鳳璿櫻沒有及笄所以雲髻隻梳了一半,其余的長發如瀑布一般垂在腰間,溫柔的雲髻像是天邊的祥雲,鏤空金釵上墜著寶石流蘇,周圍用珠翠裝飾的熠熠生輝,即使是在黑夜也會發出耀眼的光芒。
這樣珠光寶氣,美豔動人的女子即使站在那裡不說話,也會有一種耀眼的光芒,尤其是那一雙有一絲暗紅的眸子,冷漠又充滿了嫵媚,妖嬈卻不風塵,鳳璿櫻絕對可以算得上是龍都第一美女。
宇文毅看著眼前這位表妹,不知道為什麽有一種恍如隔世的感覺,那種丹鳳眼下冰冷嫵媚的眼神,小巧的鼻子跟嘴巴,精致的五官,如同一直瓷娃娃一般,讓人想要去保護她,那麽美好,那麽安靜。這是他第一次見冰凝時的感覺, 眼前的鳳璿櫻長得像極了冰凝,可以說是一個模子刻出來的一般。
可以宇文毅很清楚就在剛才冰凝走了,永遠的離開了,那麽眼前這個女子是替冰凝來安撫他落寞的心的嗎?
【這……】鄭嫣嬈看見緩緩站起來的鳳璿櫻,原本那可歡快的心瞬間跌到了谷底,【為何鳳璿櫻長得如此像她!】呢喃的聲音裡有酸澀有不安,如果鳳璿櫻一直留在龍都自己的地位怕是要不保了。
【五哥你看鳳家千金長得多像皇嬸啊!】說話的是宇文毅的侄子福王宇文鑫。
【是啊,是很像,可是終究沒人能代替她。
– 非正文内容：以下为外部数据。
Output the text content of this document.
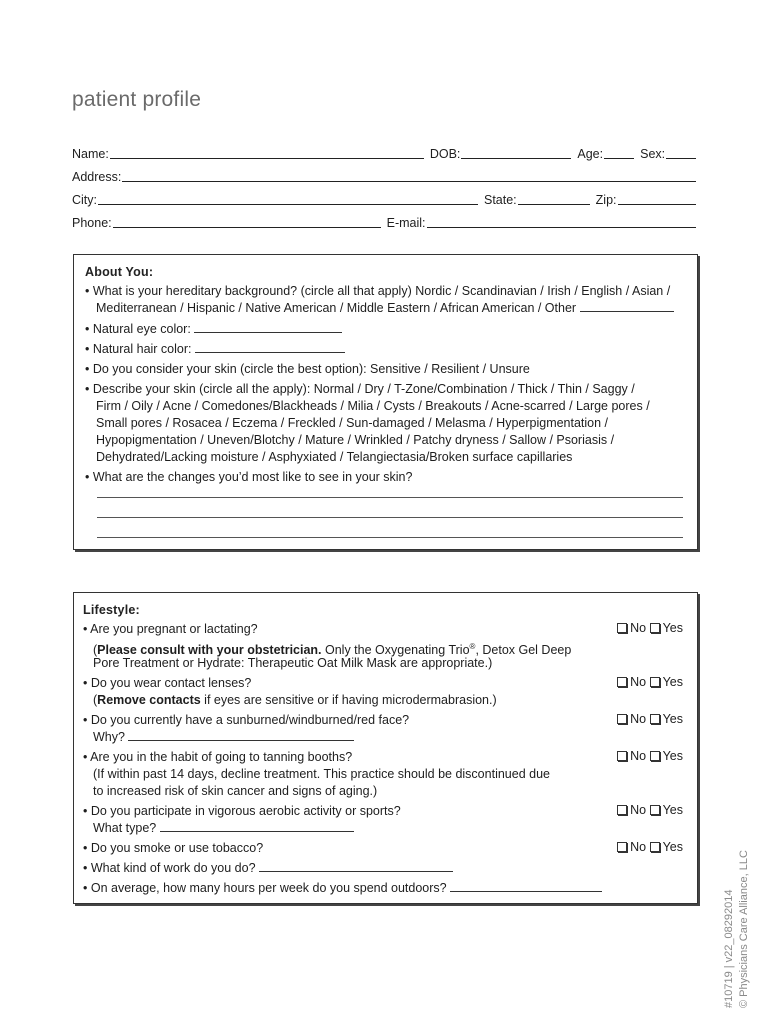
patient profile
Name:	DOB:	Age:	Sex:
Address:
City:	State:	Zip:
Phone:	E-mail:
About You:
• What is your hereditary background? (circle all that apply) Nordic / Scandinavian / Irish / English / Asian /
Mediterranean / Hispanic / Native American / Middle Eastern / African American / Other
• Natural eye color:
• Natural hair color:
• Do you consider your skin (circle the best option): Sensitive / Resilient / Unsure
• Describe your skin (circle all the apply): Normal / Dry / T-Zone/Combination / Thick / Thin / Saggy /
Firm / Oily / Acne / Comedones/Blackheads / Milia / Cysts / Breakouts / Acne-scarred / Large pores /
Small pores / Rosacea / Eczema / Freckled / Sun-damaged / Melasma / Hyperpigmentation /
Hypopigmentation / Uneven/Blotchy / Mature / Wrinkled / Patchy dryness / Sallow / Psoriasis /
Dehydrated/Lacking moisture / Asphyxiated / Telangiectasia/Broken surface capillaries
• What are the changes you’d most like to see in your skin?
Lifestyle:
• Are you pregnant or lactating?	No Yes
(Please consult with your obstetrician. Only the Oxygenating Trio®, Detox Gel Deep
Pore Treatment or Hydrate: Therapeutic Oat Milk Mask are appropriate.)
• Do you wear contact lenses?	No Yes
(Remove contacts if eyes are sensitive or if having microdermabrasion.)
• Do you currently have a sunburned/windburned/red face?	No Yes
Why?
• Are you in the habit of going to tanning booths?	No Yes
(If within past 14 days, decline treatment. This practice should be discontinued due
to increased risk of skin cancer and signs of aging.)
• Do you participate in vigorous aerobic activity or sports?	No Yes
What type?
• Do you smoke or use tobacco?	No Yes
• What kind of work do you do?
• On average, how many hours per week do you spend outdoors?
#10719 | v22_08292014 © Physicians Care Alliance, LLC
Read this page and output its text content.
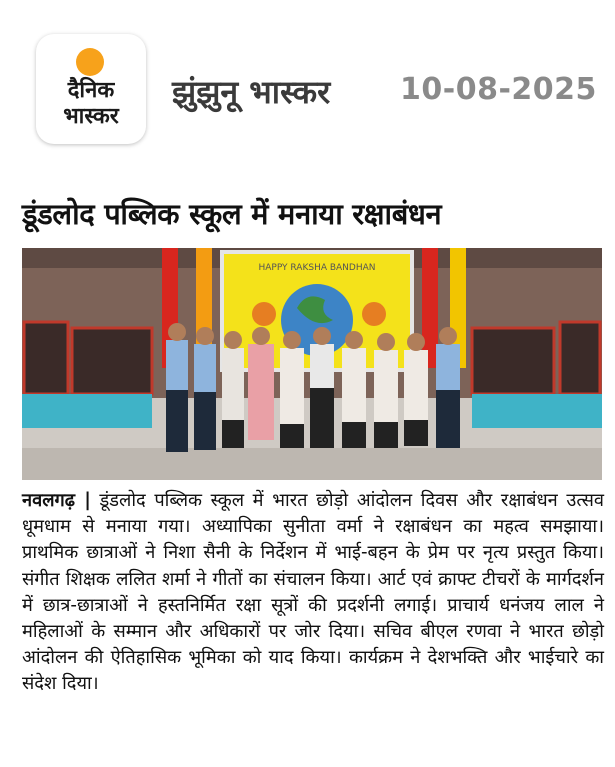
दैनिक
भास्कर
झुंझुनू भास्कर 10-08-2025
डूंडलोद पब्लिक स्कूल में मनाया रक्षाबंधन
HAPPY RAKSHA BANDHAN
नवलगढ़ | डूंडलोद पब्लिक स्कूल में भारत छोड़ो आंदोलन दिवस और रक्षाबंधन उत्सव धूमधाम से मनाया गया। अध्यापिका सुनीता वर्मा ने रक्षाबंधन का महत्व समझाया। प्राथमिक छात्राओं ने निशा सैनी के निर्देशन में भाई-बहन के प्रेम पर नृत्य प्रस्तुत किया। संगीत शिक्षक ललित शर्मा ने गीतों का संचालन किया। आर्ट एवं क्राफ्ट टीचरों के मार्गदर्शन में छात्र-छात्राओं ने हस्तनिर्मित रक्षा सूत्रों की प्रदर्शनी लगाई। प्राचार्य धनंजय लाल ने महिलाओं के सम्मान और अधिकारों पर जोर दिया। सचिव बीएल रणवा ने भारत छोड़ो आंदोलन की ऐतिहासिक भूमिका को याद किया। कार्यक्रम ने देशभक्ति और भाईचारे का संदेश दिया।
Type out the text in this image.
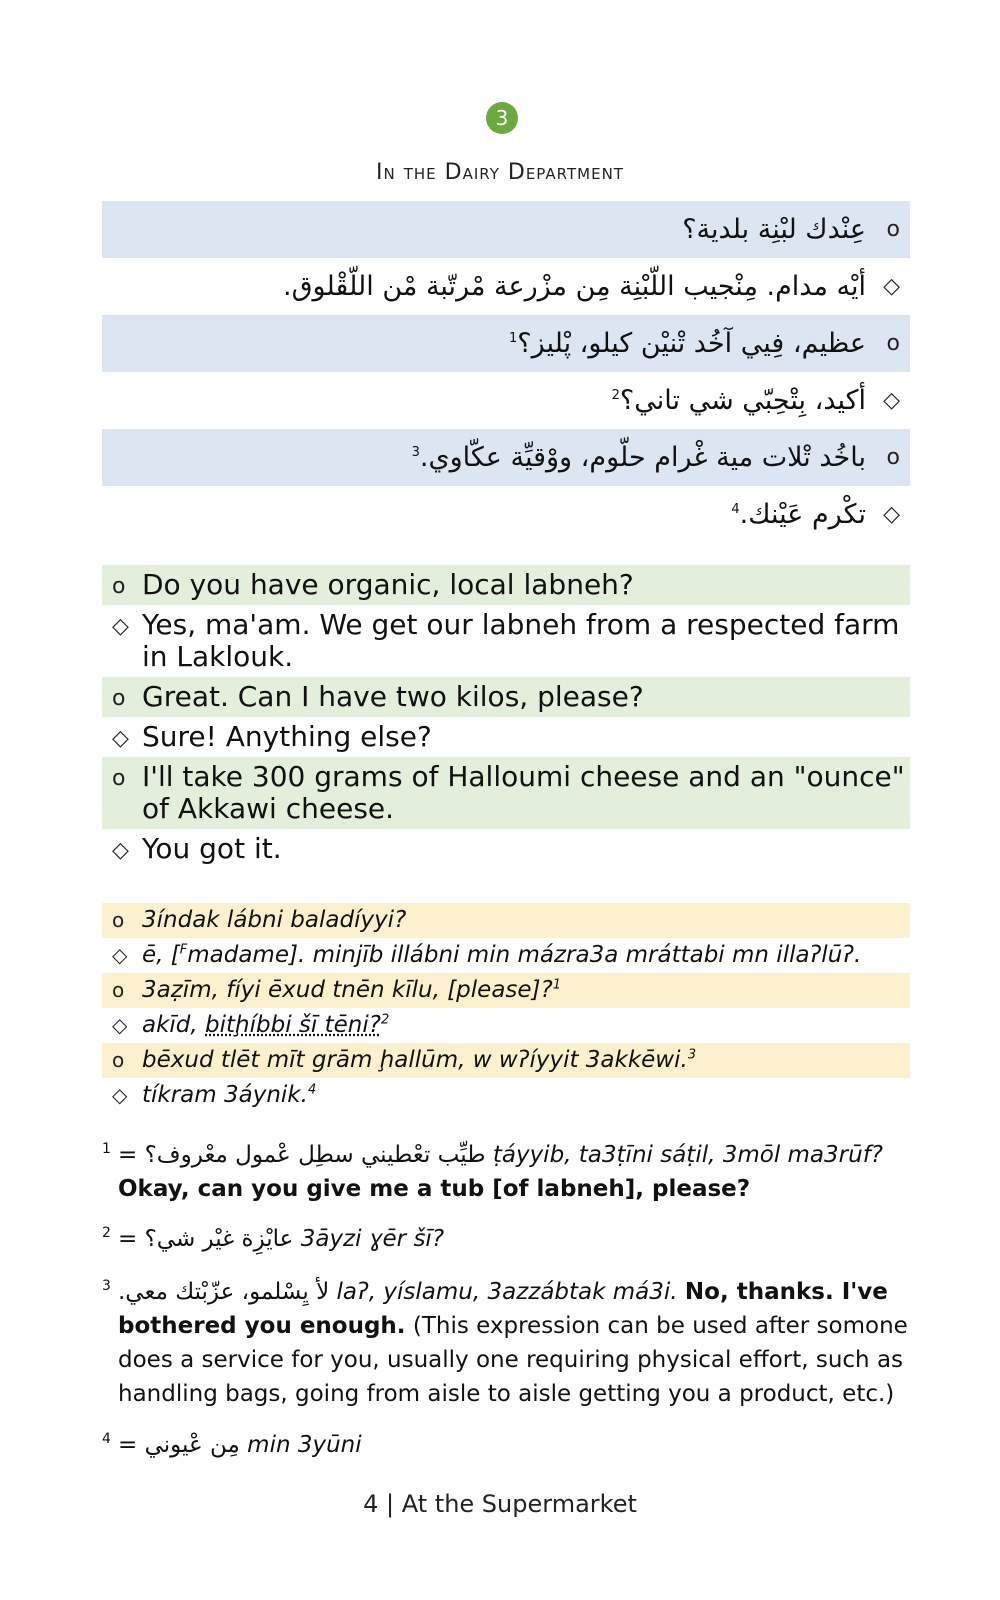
3
In the Dairy Department
o
عِنْدك لبْنِة بلدية؟
◇
أيْه مدام. مِنْجيب اللّبْنِة مِن مزْرعة مْرتّبة مْن اللّقْلوق.
o
عظيم، فِيي آخُد تْنيْن كيلو، پْليز؟$^1$
◇
أكيد، بِتْحِبّي شي تاني؟$^2$
o
باخُد تْلات مية غْرام حلّوم، ووْقيِّة عكّاوي.$^3$
◇
تكْرم عَيْنك.$^4$
o Do you have organic, local labneh?
◇ Yes, ma'am. We get our labneh from a respected farm in Laklouk.
o Great. Can I have two kilos, please?
◇ Sure! Anything else?
o I'll take 300 grams of Halloumi cheese and an "ounce" of Akkawi cheese.
◇ You got it.
o 3índak lábni baladíyyi?
◇ ē, [$^F$madame]. minjīb illábni min mázra3a mráttabi mn illaʔlūʔ.
o 3aẓīm, fíyi ēxud tnēn kīlu, [please]?$^1$
◇ akīd, bitḩíbbi šī tēni?$^2$
o bēxud tlēt mīt grām ḩallūm, w wʔíyyit 3akkēwi.$^3$
◇ tíkram 3áynik.$^4$
1 = طيِّب تعْطيني سطِل عْمول معْروف؟ ṭáyyib, ta3ṭīni sáṭil, 3mōl ma3rūf? Okay, can you give me a tub [of labneh], please?
2 = عايْزِة غيْر شي؟ 3āyzi ɣēr šī?
3 لأ يِسْلمو، عزّبْتك معي. laʔ, yíslamu, 3azzábtak má3i. No, thanks. I've bothered you enough. (This expression can be used after somone does a service for you, usually one requiring physical effort, such as handling bags, going from aisle to aisle getting you a product, etc.)
4 = مِن عْيوني min 3yūni
4 | At the Supermarket
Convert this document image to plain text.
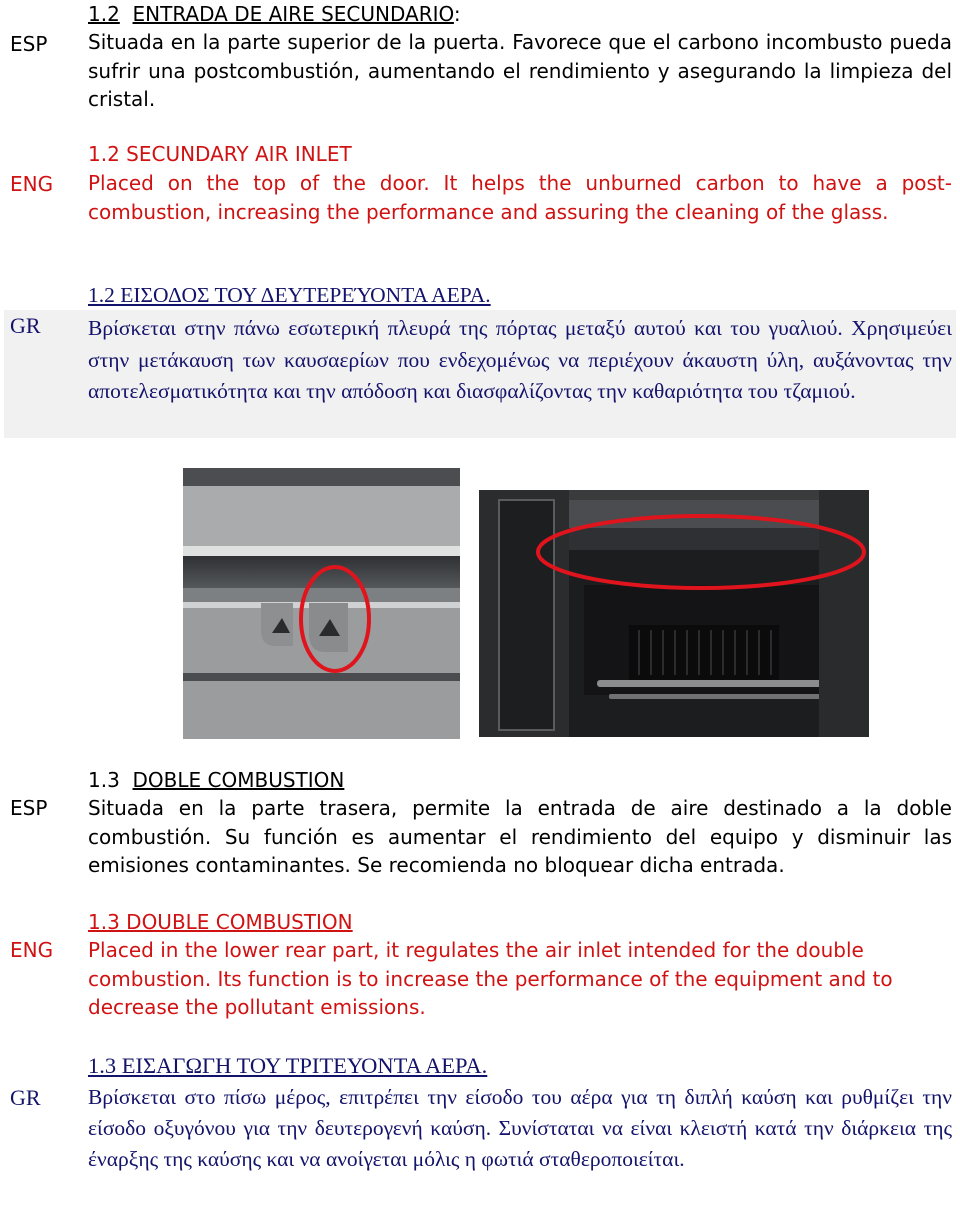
ESP
1.2 ENTRADA DE AIRE SECUNDARIO:

Situada en la parte superior de la puerta. Favorece que el carbono incombusto pueda sufrir una postcombustión, aumentando el rendimiento y asegurando la limpieza del cristal.

ENG
1.2 SECUNDARY AIR INLET

Placed on the top of the door. It helps the unburned carbon to have a post-combustion, increasing the performance and assuring the cleaning of the glass.

GR
1.2 ΕΙΣΟΔΟΣ ΤΟΥ ΔΕΥΤΕΡΕΎΟΝΤΑ ΑΕΡΑ.

Βρίσκεται στην πάνω εσωτερική πλευρά της πόρτας μεταξύ αυτού και του γυαλιού. Χρησιμεύει στην μετάκαυση των καυσαερίων που ενδεχομένως να περιέχουν άκαυστη ύλη, αυξάνοντας την αποτελεσματικότητα και την απόδοση και διασφαλίζοντας την καθαριότητα του τζαμιού.

1.3 DOBLE COMBUSTION
ESP Situada en la parte trasera, permite la entrada de aire destinado a la doble combustión. Su función es aumentar el rendimiento del equipo y disminuir las emisiones contaminantes. Se recomienda no bloquear dicha entrada.

1.3 DOUBLE COMBUSTION
ENG Placed in the lower rear part, it regulates the air inlet intended for the double combustion. Its function is to increase the performance of the equipment and to decrease the pollutant emissions.

1.3 ΕΙΣΑΓΩΓΗ ΤΟΥ ΤΡΙΤΕΥΟΝΤΑ ΑΕΡΑ.
GR Βρίσκεται στο πίσω μέρος, επιτρέπει την είσοδο του αέρα για τη διπλή καύση και ρυθμίζει την είσοδο οξυγόνου για την δευτερογενή καύση. Συνίσταται να είναι κλειστή κατά την διάρκεια της έναρξης της καύσης και να ανοίγεται μόλις η φωτιά σταθεροποιείται.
】答話的是宇文鑫的五哥,輝王宇文翰。
這些小王爺都是在父親死後世襲的王位,其實這些王爺比宇文毅小不了幾歲,可以說是一起長大的,雖是叔侄之輩,但卻更像是兄弟。
宇文翰拿著酒杯的手微微的用了用力,剛才冰凝上了元亨身的時候他就有點控制不住自己,當年他眼睜睜的看著自己相識多年的紅顏知己嫁給了自己的皇叔,成了自己的皇嬸,當時又趕上他父王病逝,以至於心力交瘁的宇文翰在床上躺了三個月,可是等病好了木已成舟。
現在宇文翰雖然已經去了王妃,可是偶爾想起冰凝心裡不難還是很傷心,可能他是愛慕著冰凝,可能他跟冰凝不能做愛人,但至少可以是紅顏知己,兩個人在一起可以無話不談,現在陰陽他卻連睹物思人的權利都沒有。